Here is a link to the article discussing the challenge.
Of all the things for Chris Brogan to ask, this probably is one that speaks to me the most.
First of all, I have a company I co-founded 4 years ago named Quired.com. Quired is a web communication platform to help people and businesses more effectively share their experiences, so clearly to me, there is nothing more important. Story is the narrative of life which holds everything together or tears everything apart. It is what we probably miss or discount more than we want to admit when we are listening or observing and fail to convey when we want to make a connection.
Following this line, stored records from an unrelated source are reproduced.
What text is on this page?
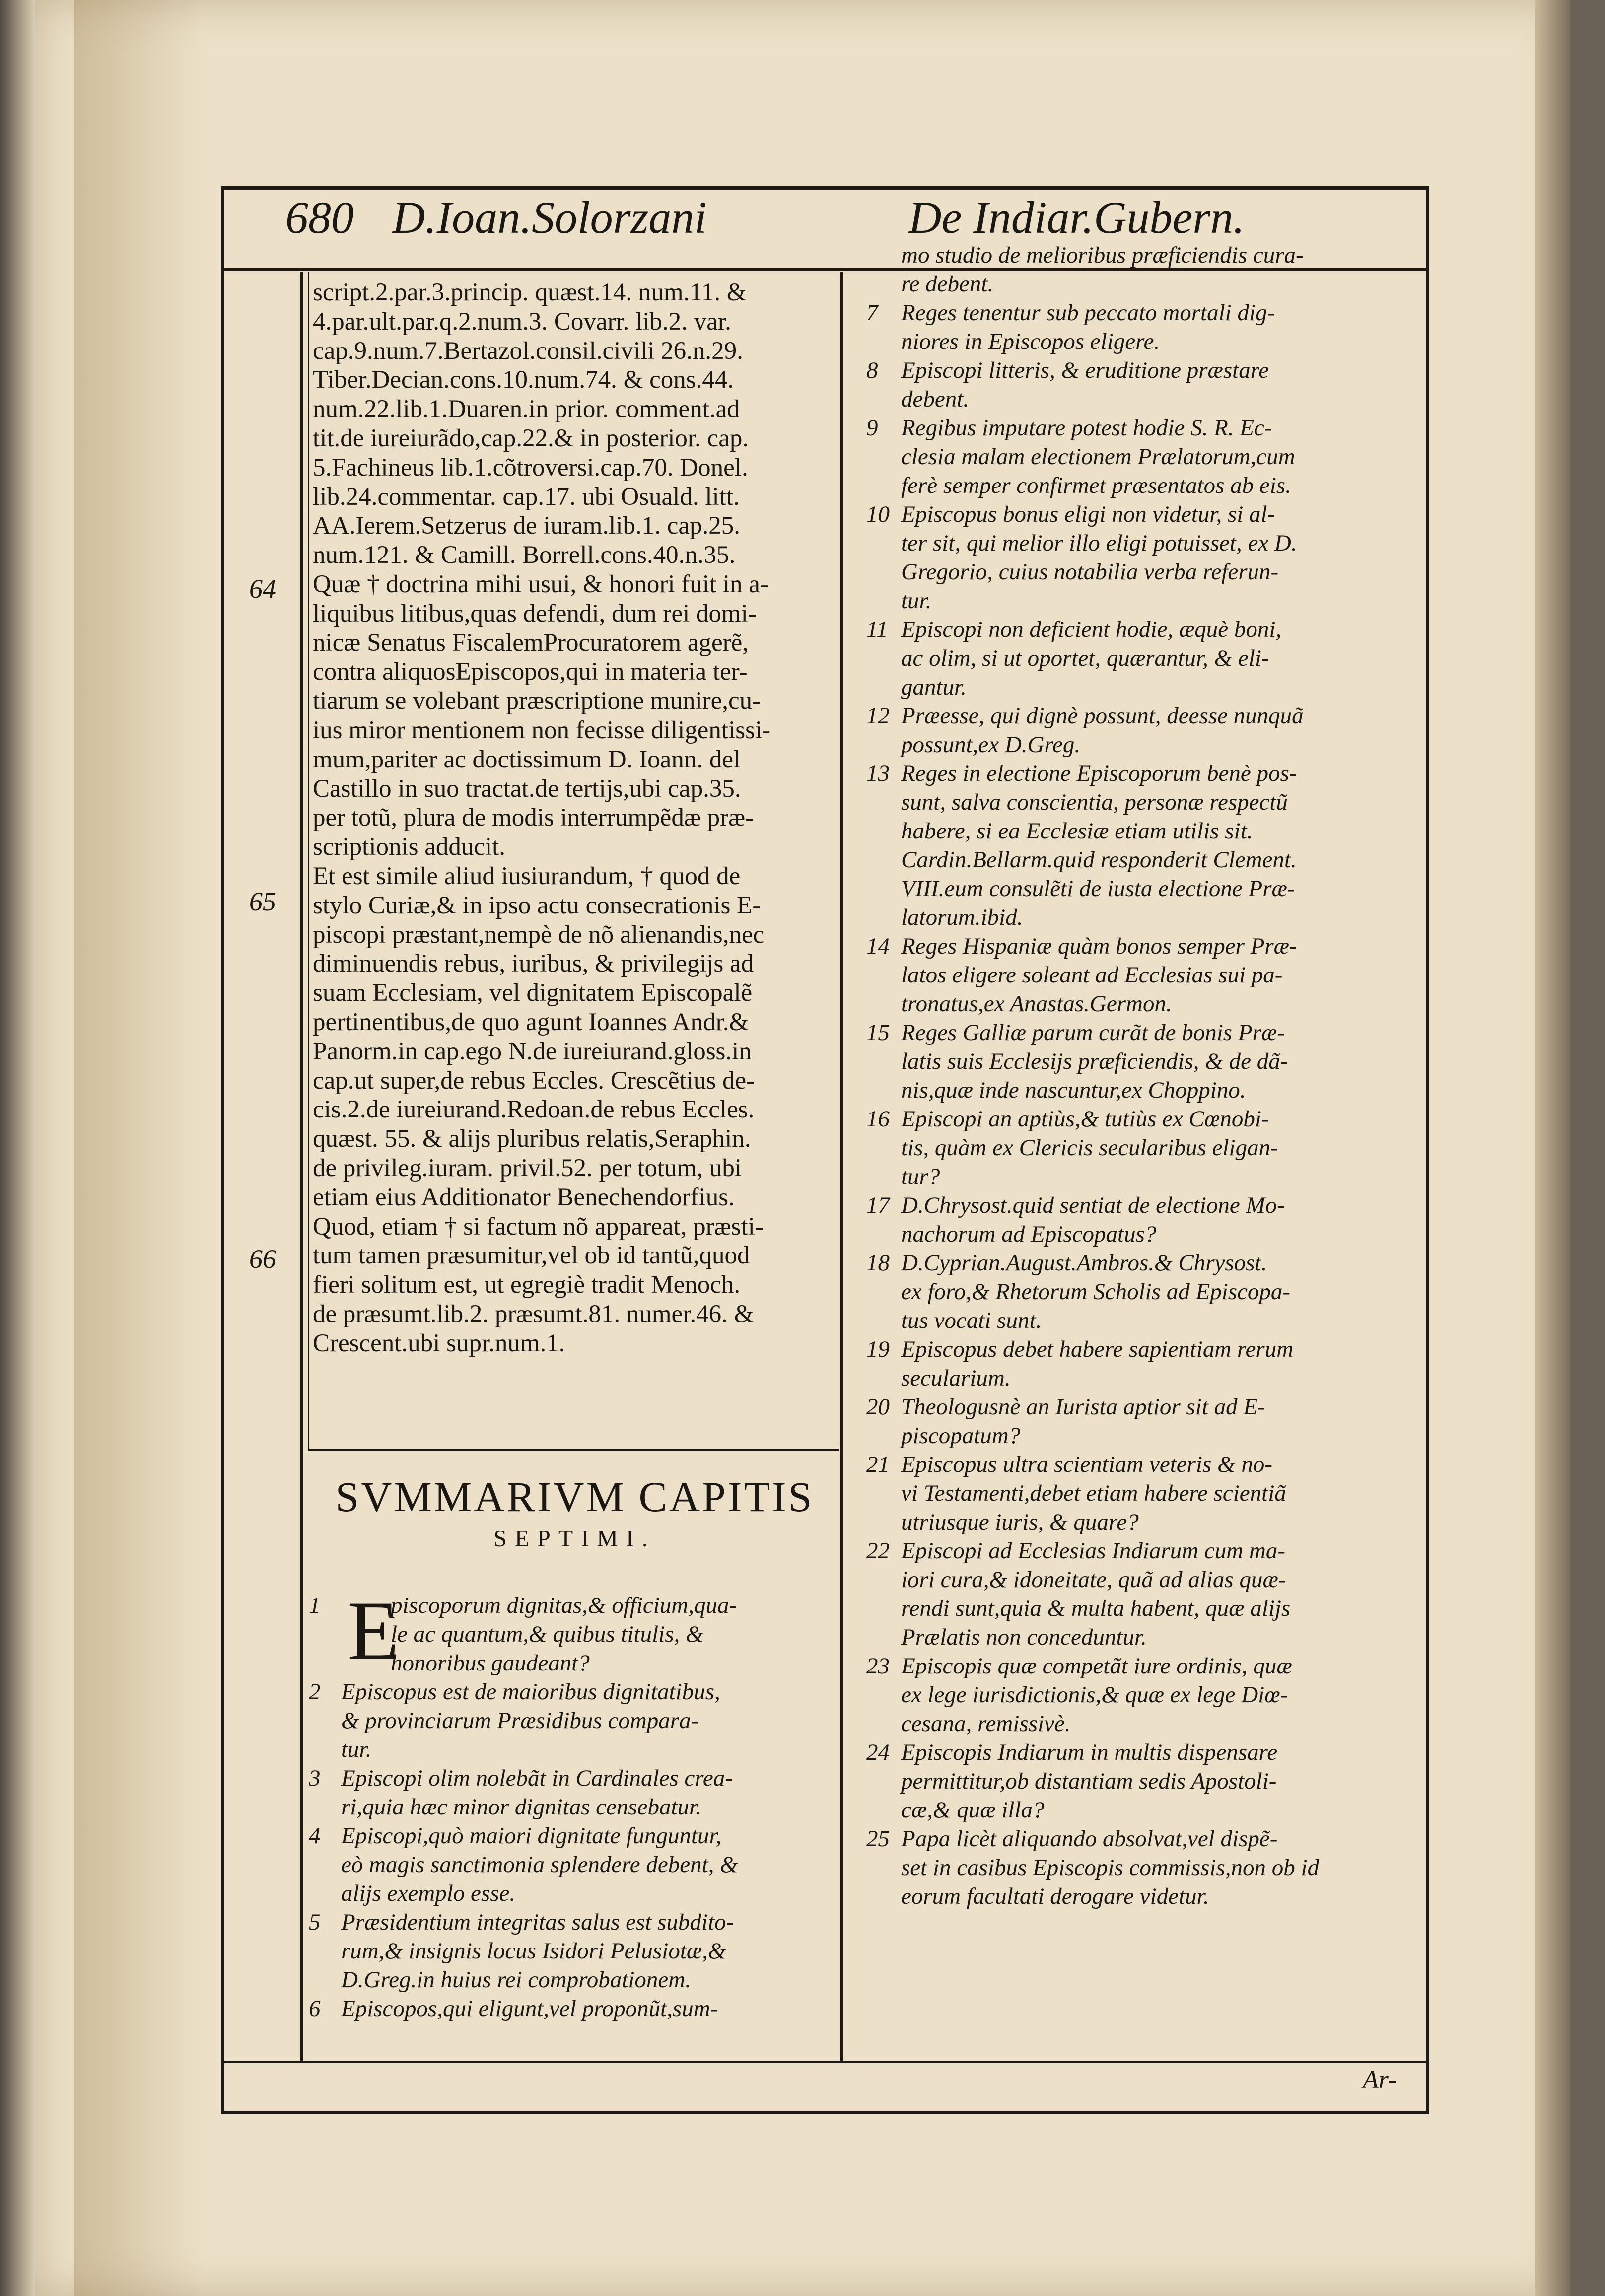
680 D.Ioan.Solorzani	De Indiar.Gubern.
script.2.par.3.princip. quæst.14. num.11. &
4.par.ult.par.q.2.num.3. Covarr. lib.2. var.
cap.9.num.7.Bertazol.consil.civili 26.n.29.
Tiber.Decian.cons.10.num.74. & cons.44.
num.22.lib.1.Duaren.in prior. comment.ad
tit.de iureiurãdo,cap.22.& in posterior. cap.
5.Fachineus lib.1.cõtroversi.cap.70. Donel.
lib.24.commentar. cap.17. ubi Osuald. litt.
AA.Ierem.Setzerus de iuram.lib.1. cap.25.
num.121. & Camill. Borrell.cons.40.n.35.
Quæ † doctrina mihi usui, & honori fuit in a-
liquibus litibus,quas defendi, dum rei domi-
nicæ Senatus FiscalemProcuratorem agerẽ,
contra aliquosEpiscopos,qui in materia ter-
tiarum se volebant præscriptione munire,cu-
ius miror mentionem non fecisse diligentissi-
mum,pariter ac doctissimum D. Ioann. del
Castillo in suo tractat.de tertijs,ubi cap.35.
per totũ, plura de modis interrumpẽdæ præ-
scriptionis adducit.
Et est simile aliud iusiurandum, † quod de
stylo Curiæ,& in ipso actu consecrationis E-
piscopi præstant,nempè de nõ alienandis,nec
diminuendis rebus, iuribus, & privilegijs ad
suam Ecclesiam, vel dignitatem Episcopalẽ
pertinentibus,de quo agunt Ioannes Andr.&
Panorm.in cap.ego N.de iureiurand.gloss.in
cap.ut super,de rebus Eccles. Crescẽtius de-
cis.2.de iureiurand.Redoan.de rebus Eccles.
quæst. 55. & alijs pluribus relatis,Seraphin.
de privileg.iuram. privil.52. per totum, ubi
etiam eius Additionator Benechendorfius.
Quod, etiam † si factum nõ appareat, præsti-
tum tamen præsumitur,vel ob id tantũ,quod
fieri solitum est, ut egregiè tradit Menoch.
de præsumt.lib.2. præsumt.81. numer.46. &
Crescent.ubi supr.num.1.
64
65
66
SVMMARIVM CAPITIS
SEPTIMI.
E
1	piscoporum dignitas,& officium,qua-
le ac quantum,& quibus titulis, &
honoribus gaudeant?
2 Episcopus est de maioribus dignitatibus,
& provinciarum Præsidibus compara-
tur.
3 Episcopi olim nolebãt in Cardinales crea-
ri,quia hæc minor dignitas censebatur.
4 Episcopi,quò maiori dignitate funguntur,
eò magis sanctimonia splendere debent, &
alijs exemplo esse.
5 Præsidentium integritas salus est subdito-
rum,& insignis locus Isidori Pelusiotæ,&
D.Greg.in huius rei comprobationem.
6 Episcopos,qui eligunt,vel proponũt,sum-
mo studio de melioribus præficiendis cura-
re debent.
7 Reges tenentur sub peccato mortali dig-
niores in Episcopos eligere.
8 Episcopi litteris, & eruditione præstare
debent.
9 Regibus imputare potest hodie S. R. Ec-
clesia malam electionem Prælatorum,cum
ferè semper confirmet præsentatos ab eis.
10 Episcopus bonus eligi non videtur, si al-
ter sit, qui melior illo eligi potuisset, ex D.
Gregorio, cuius notabilia verba referun-
tur.
11 Episcopi non deficient hodie, æquè boni,
ac olim, si ut oportet, quærantur, & eli-
gantur.
12 Præesse, qui dignè possunt, deesse nunquã
possunt,ex D.Greg.
13 Reges in electione Episcoporum benè pos-
sunt, salva conscientia, personæ respectũ
habere, si ea Ecclesiæ etiam utilis sit.
Cardin.Bellarm.quid responderit Clement.
VIII.eum consulẽti de iusta electione Præ-
latorum.ibid.
14 Reges Hispaniæ quàm bonos semper Præ-
latos eligere soleant ad Ecclesias sui pa-
tronatus,ex Anastas.Germon.
15 Reges Galliæ parum curãt de bonis Præ-
latis suis Ecclesijs præficiendis, & de dã-
nis,quæ inde nascuntur,ex Choppino.
16 Episcopi an aptiùs,& tutiùs ex Cœnobi-
tis, quàm ex Clericis secularibus eligan-
tur?
17 D.Chrysost.quid sentiat de electione Mo-
nachorum ad Episcopatus?
18 D.Cyprian.August.Ambros.& Chrysost.
ex foro,& Rhetorum Scholis ad Episcopa-
tus vocati sunt.
19 Episcopus debet habere sapientiam rerum
secularium.
20 Theologusnè an Iurista aptior sit ad E-
piscopatum?
21 Episcopus ultra scientiam veteris & no-
vi Testamenti,debet etiam habere scientiã
utriusque iuris, & quare?
22 Episcopi ad Ecclesias Indiarum cum ma-
iori cura,& idoneitate, quã ad alias quæ-
rendi sunt,quia & multa habent, quæ alijs
Prælatis non conceduntur.
23 Episcopis quæ competãt iure ordinis, quæ
ex lege iurisdictionis,& quæ ex lege Diœ-
cesana, remissivè.
24 Episcopis Indiarum in multis dispensare
permittitur,ob distantiam sedis Apostoli-
cæ,& quæ illa?
25 Papa licèt aliquando absolvat,vel dispẽ-
set in casibus Episcopis commissis,non ob id
eorum facultati derogare videtur.
Ar-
When you walk past a homeless vagrant on the sidewalk, you have no idea if they were a Vietnam war hero, a failed CEO or an old neighbor. If you knew their story would you react differently when you passed them by? Or the rude person behind the cash register at the local convenience store. Are they always like this or did someone in their family just pass away? If you knew their story would you be more sympathetic to how they handled the situation? But what if this is their M.O, how would this make you feel about their employer?
Or your boss, who you feel is making all of the money while sitting behind a plush desk and just raking it in. If you knew his or her story and what it took to get there and most importantly what it is taking to stay there would you not look at your boss a little differently. And conversely the brand who on the surface seems to be on top of the world with ultra cool products who as you dig deeper find have a terrible track record with customer service. Or the politician whose alliances with special interests may be swaying his or her voting pattern. We just happen to live in the age where the rules of "Story" are being re-written through the advent of communication technologies.
In the past providers benefited from being able to control their story while the consumer waited to be pitched. This was true for business providers, politicians and people in general. (After all aren't we all providers and consumers to some degree or another?) Now that we are entering into the "communication age", story becomes the driving force for discovery and engagement. Not only because we want to tell our stories but because we have to. If we don't, someone else will.
Now some may feel this is an unhealthy reality. I don't. I think it is revolutionary and evolutionary.
I don't want to know about the shoe you are selling. I want to know what motivated you to create the shoe and how this relates to my needs. And I don't want to hear this from the shoe manufacturer, I want to hear this from a friend who likes the shoe who is able to pass on the story to me. I want to know that the boss is working their butt off to grow the business and what they are passionate about so I can share this with other employees and prospects and most importantly stay motivated about my employer.
Of course we can't know everybody's story. (Are you really going to ask the convenience store clerk her story.) But as story becomes more important in our society and the tools evolve to help us tell and relate to stories more effectively, I feel we will become more accountable on how our story lines up with our actions and re-think how we relate to others.Yelp and Sunlight Labs are a perfect example of the former point. We would like Quired to be an example for the latter.
Yes the pursuit of happiness is a valuable instrument in the fabric of our society but equally important if no not more so is the pursuit of understanding. The power of the story has never been more relevant.